Semua kegiatan atau informasi yang sedang trending di sosial media dapat diakses secara mudah melalui internet, baik itu situs web, aplikasi, maupun sosial media lainnya.
Perkembangan sosial media dari masa ke masa selalu mengalami perubahan dan jenisnya juga beragam.

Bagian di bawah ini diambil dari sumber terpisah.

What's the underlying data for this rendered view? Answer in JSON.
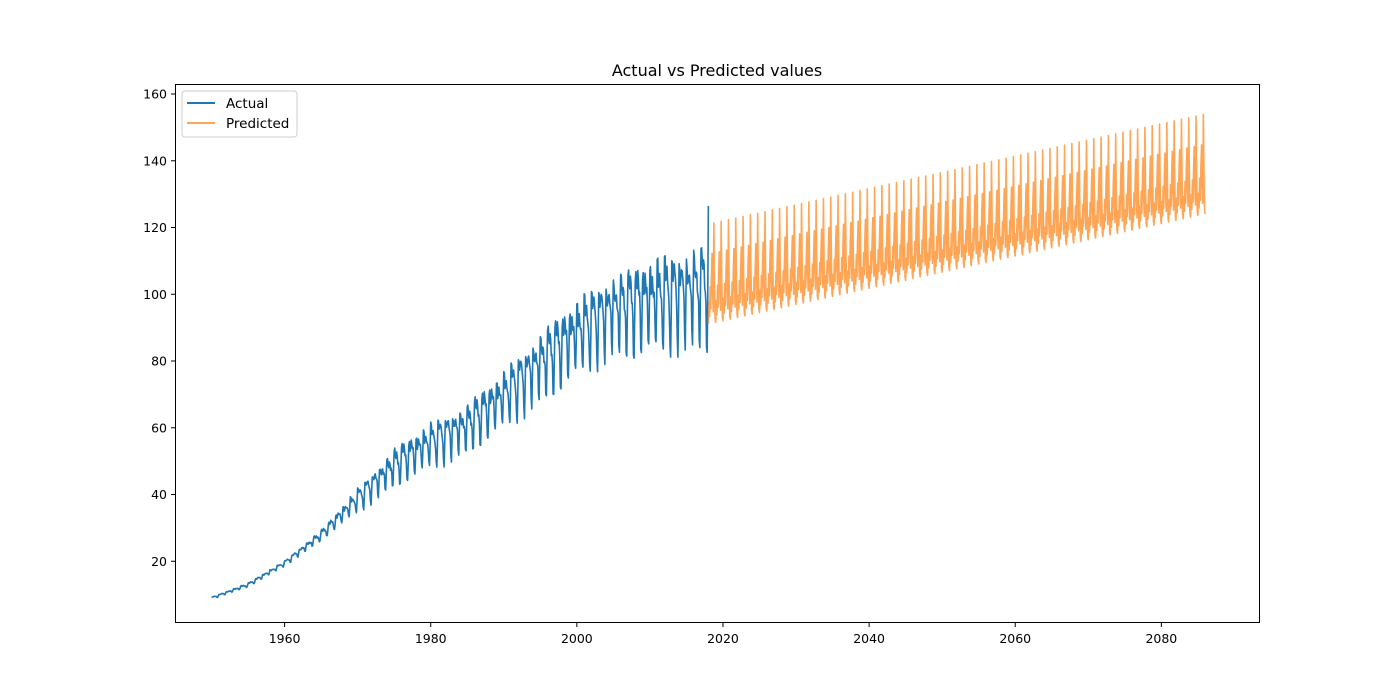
{
  "chart_data": {
    "type": "line",
    "title": "Actual vs Predicted values",
    "xlabel": "",
    "ylabel": "",
    "xlim": [
      1945,
      2093.5
    ],
    "ylim": [
      1.5,
      163
    ],
    "xticks": [
      1960,
      1980,
      2000,
      2020,
      2040,
      2060,
      2080
    ],
    "yticks": [
      20,
      40,
      60,
      80,
      100,
      120,
      140,
      160
    ],
    "grid": false,
    "legend": {
      "position": "top-left"
    },
    "series": [
      {
        "name": "Actual",
        "color": "#1f77b4",
        "opacity": 1,
        "x_start": 1950.0,
        "x_step": 0.08333,
        "points": 817,
        "trend_knots": [
          [
            1950,
            9
          ],
          [
            1955,
            13
          ],
          [
            1960,
            19.5
          ],
          [
            1965,
            28
          ],
          [
            1970,
            39
          ],
          [
            1975,
            49
          ],
          [
            1980,
            56
          ],
          [
            1985,
            61
          ],
          [
            1990,
            70
          ],
          [
            1995,
            80
          ],
          [
            2000,
            89
          ],
          [
            2005,
            96
          ],
          [
            2010,
            99
          ],
          [
            2015,
            101
          ],
          [
            2018,
            103
          ]
        ],
        "amp_knots": [
          [
            1950,
            0.4
          ],
          [
            1960,
            0.9
          ],
          [
            1966,
            2
          ],
          [
            1970,
            4
          ],
          [
            1975,
            6.5
          ],
          [
            1980,
            7.5
          ],
          [
            1985,
            8.5
          ],
          [
            1990,
            9.5
          ],
          [
            1995,
            12
          ],
          [
            2000,
            13
          ],
          [
            2005,
            14
          ],
          [
            2010,
            16
          ],
          [
            2015,
            17
          ],
          [
            2018,
            18
          ]
        ],
        "last_value": 126.5
      },
      {
        "name": "Predicted",
        "color": "#ff7f0e",
        "opacity": 0.7,
        "x_start": 2018.0,
        "x_step": 0.08333,
        "points": 817,
        "trend_knots": [
          [
            2018,
            100
          ],
          [
            2086,
            134
          ]
        ],
        "low_knots": [
          [
            2018,
            90
          ],
          [
            2086,
            123
          ]
        ],
        "high_knots": [
          [
            2018,
            121
          ],
          [
            2086,
            154
          ]
        ],
        "second_peak_knots": [
          [
            2018,
            112
          ],
          [
            2086,
            145
          ]
        ]
      }
    ]
  }
}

Sosial media telah digunakan dari berbagai kalangan usia, sudah sangat melekat dengan kehidupan masyarakat.
Penyuluh Agama Hindu, Ni Luh Sri Kusuma Dewi, menerangkan, menyikapi perkembangan sosial media harus diimbangi dengan kesiapan dari para penggunanya dalam menghadapi perkembangan teknologi.
Media sosial memiliki peran ganda. Jika digunakan secara bijak untuk hal positif, maka akan sangat bermanfaat, termasuk untuk pembinaan keagamaan.
“Namun jika digunakan untuk hal negatif maka akan menghancurkan kehidupan. Bahkan sebagian orang sengaja membaca atau melihat informasi yang sedang trending demi memenuhi kebutuhan informasinya,” jelas Sri.
Sebagai penikmat sosial media sudah seharusnya bisa memfilter informasi yang disajikan lewat sosial media dan bersikap bijak dalam menggunakan sosial media.
Jika tidak, mungkin hal-hal yang tidak diinginkan bisa terjadi, sehingga dalam bersosial media diperlukannya wiweka.
Seperti tertuang dalam Nitisastra Sargah 5 bait 3:
Wasita nimitanta manemu Laksmi
Wasita nimitanda manemu duka
Wasita nimitanta manemu mitra
Wasita nimitanta pati kapangguh
Artinya :
Dengan berbicara bisa menemukan kebahagiaan
Dengan berbicara bisa menemukan masalah
Dengan berbicara bisa menemukan kematian
Dengan berbicara bisa menemukan sahabat
Baca Juga: Viral Wisatawan Merasa Dipalak di Bangli, Pihak Pengelola Air Terjun Tibumana Beri Penjelasan
“Sastra tersebut dengan jelas mengatakan bahwa segala yang kita ucapkan akan membawa pengaruh baik dan buruk. Sebab apa yang selalu kita ucapkan akan menjadi kebiasaan. Kebiasaan kita akan menjadi karakter kita. Maka di sini perlunya wiweka dalam memilah dan memilih perkataan yang baik demi sesuatu yang baik,” tegas Sri.
Sebab, jika sesuatu yang dikatakan telah menjadi sebuah kebiasaan bahkan telah menjadi karakter, maka akan sampai pada sebuah tindakan yang mencerminkan karakter yang dimiliki.